Traveling to Florence means a whole new set of Italian food to try. Because food in Italy varies so much by region, there is surprising difference between the food in Florence and the food in Rome despite the not-so-far physical distance between these cities. Food in Florence is defined by Tuscany’s slightly cooler temperatures and by cucina povera, or peasant food. Several dishes, like the bread salad panzanella, were invented as ways to reuse old food, and other dishes like pici pasta, are thicker and heartier than the pastas from the neighboring Lazio region. In Tuscany, there is also a strong tradition of local, farm-fresh food, and the region’s cheeses and cured meats from its farms are among some of the best in Italy. But the king of all dishes in Florence is the fiorentina, a large steak cut from a cow that once roamed Tuscan pastures.
Want to take the guesswork out of finding the best Tuscan food and wine? Taste some fine Chianti, try the famous lampredotto (see below), learn how to bake cantuccini (Italian cookies) and find out where to get the best bistecca fiorentina (see below) on our Other Side of Florence Food Tour!
Meat eaters will find their holy grail in Florence and in the city’s prized dish, the bistecca fiorentina. The cows that provide the meat for these steaks come from an old breed found only in Tuscany, the Chianina. In restaurants, the steaks themselves are priced by weight and tend to be rather huge, so are best split between a group or a couple. Fiorentina is always on the bone, and these steaks are grilled over a fire until they are perfectly cooked, which means they are still pink inside—if you do not like rare meat, it is best not to try this dish. These wonderful steaks are extremely flavorful and will have you remembering Florence as the city where you ate the best steak in your life. Tip! You’ll learn all about bistecca fiorentina on our Florence food tour!

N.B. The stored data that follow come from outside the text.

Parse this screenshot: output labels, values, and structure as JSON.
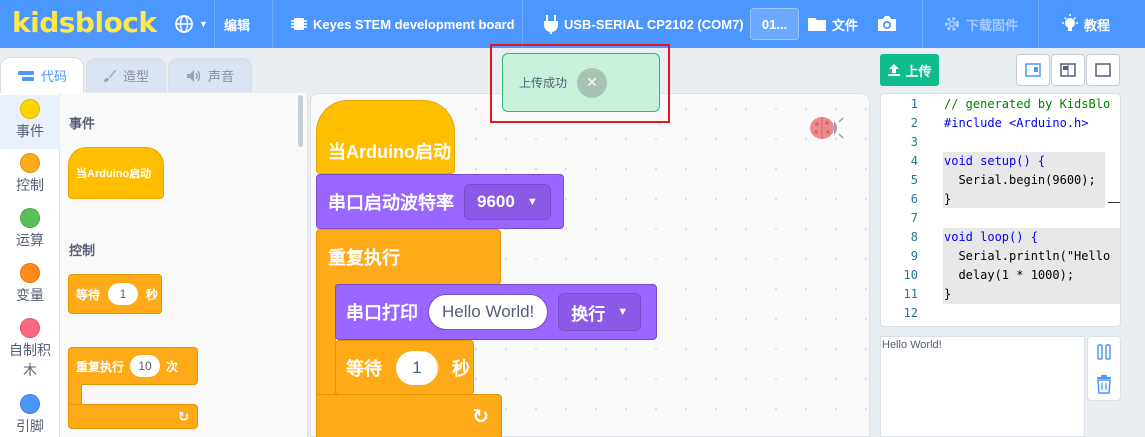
{
  "app": {
    "logo": "kidsblock"
  },
  "menu": {
    "globe_icon": "globe-icon",
    "edit_label": "编辑",
    "board_label": "Keyes STEM development board",
    "port_label": "USB-SERIAL CP2102 (COM7)",
    "port_box": "01...",
    "file_label": "文件",
    "firmware_label": "下载固件",
    "tutorial_label": "教程"
  },
  "tabs": [
    {
      "label": "代码",
      "icon": "code-icon"
    },
    {
      "label": "造型",
      "icon": "brush-icon"
    },
    {
      "label": "声音",
      "icon": "speaker-icon"
    }
  ],
  "categories": [
    {
      "label": "事件",
      "color": "#ffd500"
    },
    {
      "label": "控制",
      "color": "#ffab19"
    },
    {
      "label": "运算",
      "color": "#59c059"
    },
    {
      "label": "变量",
      "color": "#ff8c1a"
    },
    {
      "label": "自制积木",
      "color": "#ff6680"
    },
    {
      "label": "引脚",
      "color": "#4c97ff"
    }
  ],
  "flyout": {
    "events_heading": "事件",
    "when_start": "当Arduino启动",
    "control_heading": "控制",
    "wait_label": "等待",
    "wait_value": "1",
    "wait_unit": "秒",
    "repeat_label": "重复执行",
    "repeat_value": "10",
    "repeat_unit": "次"
  },
  "workspace": {
    "when_start": "当Arduino启动",
    "serial_begin": "串口启动波特率",
    "baud_value": "9600",
    "forever": "重复执行",
    "serial_print": "串口打印",
    "print_text": "Hello World!",
    "newline_option": "换行",
    "wait_label": "等待",
    "wait_value": "1",
    "wait_unit": "秒"
  },
  "toast": {
    "message": "上传成功"
  },
  "right_panel": {
    "upload_label": "上传",
    "serial_output": "Hello World!"
  },
  "code_lines": [
    {
      "n": "1",
      "text": "// generated by KidsBlo"
    },
    {
      "n": "2",
      "text": "#include <Arduino.h>"
    },
    {
      "n": "3",
      "text": ""
    },
    {
      "n": "4",
      "text": "void setup() {"
    },
    {
      "n": "5",
      "text": "  Serial.begin(9600);"
    },
    {
      "n": "6",
      "text": "}"
    },
    {
      "n": "7",
      "text": ""
    },
    {
      "n": "8",
      "text": "void loop() {"
    },
    {
      "n": "9",
      "text": "  Serial.println(\"Hello"
    },
    {
      "n": "10",
      "text": "  delay(1 * 1000);"
    },
    {
      "n": "11",
      "text": "}"
    },
    {
      "n": "12",
      "text": ""
    }
  ]
}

To try all the local cheese and meats that you can, sit down for a glass of Tuscan wine like Chianti Classico and order a tagliere at most any local enoteca. Tagliere literally means “cutting board,” and that’s because a cutting board is usually how this appetizer is served, with all the meats and cheeses arranged to please on top. The tagliere is also a great dish to try in Florence at several different places because each will have its favorite cheeses and cured meats that it serves, and so you’ll be able to taste a wide variety in a short time. Particularly Florentine additions to the tagliere are lardo di colonnata (cured strips of pork fat) and crostini with liver pâté, or fegato.

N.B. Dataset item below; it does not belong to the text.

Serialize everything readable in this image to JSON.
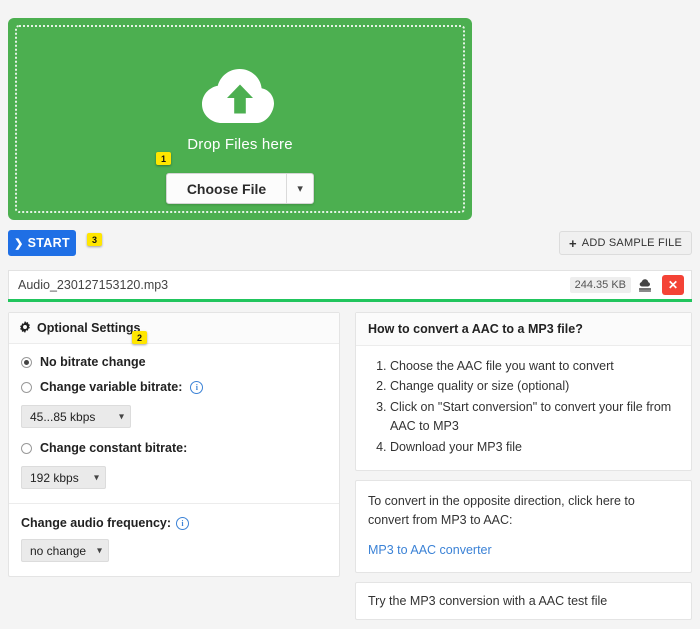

Panzanella is a bread salad that is the answer to Italy’s summer heat. It is filling, fresh and cool and can be made with the vegetables peaking in season, which most often in the summer means tomatoes. Old bread is the basis for this dish, and is one of the reasons why it has remained a Tuscan favorite through the centuries. Most restaurants serve their own version of panzanella. The wintertime equivalent of panzanella is a soup called ribollita, which is also served with old bread, and is thick with cannellini beans and kale.

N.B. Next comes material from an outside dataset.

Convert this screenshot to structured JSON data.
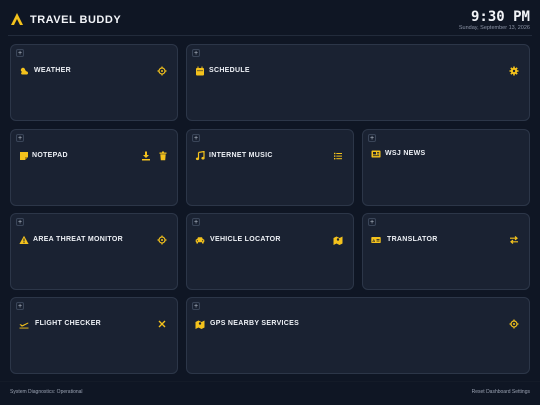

Related: Eating Italy’s Foodie Guide to Florence
Nothing says Florence like lampredotto, or cow stomach. Lampredotto is Florence’s version of street food, and is usually served as a panino between two pieces of crusty bread accented with salsa verde, a parsley-based green sauce. If that doesn’t sound immediately appealing, know that in Florence lampredotto is simmered for hours so that it is infused with flavor. Another thing it has going for it is that it’s a hearty and healthy lunch that dates back to the Renaissance. Find a lampredottai on a street corner and order it like the local Florentines, or eat it at a restaurant where it is served with plenty of bread for soaking up the sauce. Tip! You’ll get to try lampredotto on our Florence food tour!
A specialty of the Tuscan countryside, pici is a thick and hearty type of pasta made with flour instead of semolina. The noodles are typically hand rolled and resemble a kind of inflated spaghetti. As for what you put on your pici, the most simple tomato sauce will often do and will bring out the taste of both the pasta and the sauce perfectly. Though of course, pici can be topped with anything, such as a hearty ragu made with game like wild boar—just another specialty of Tuscany!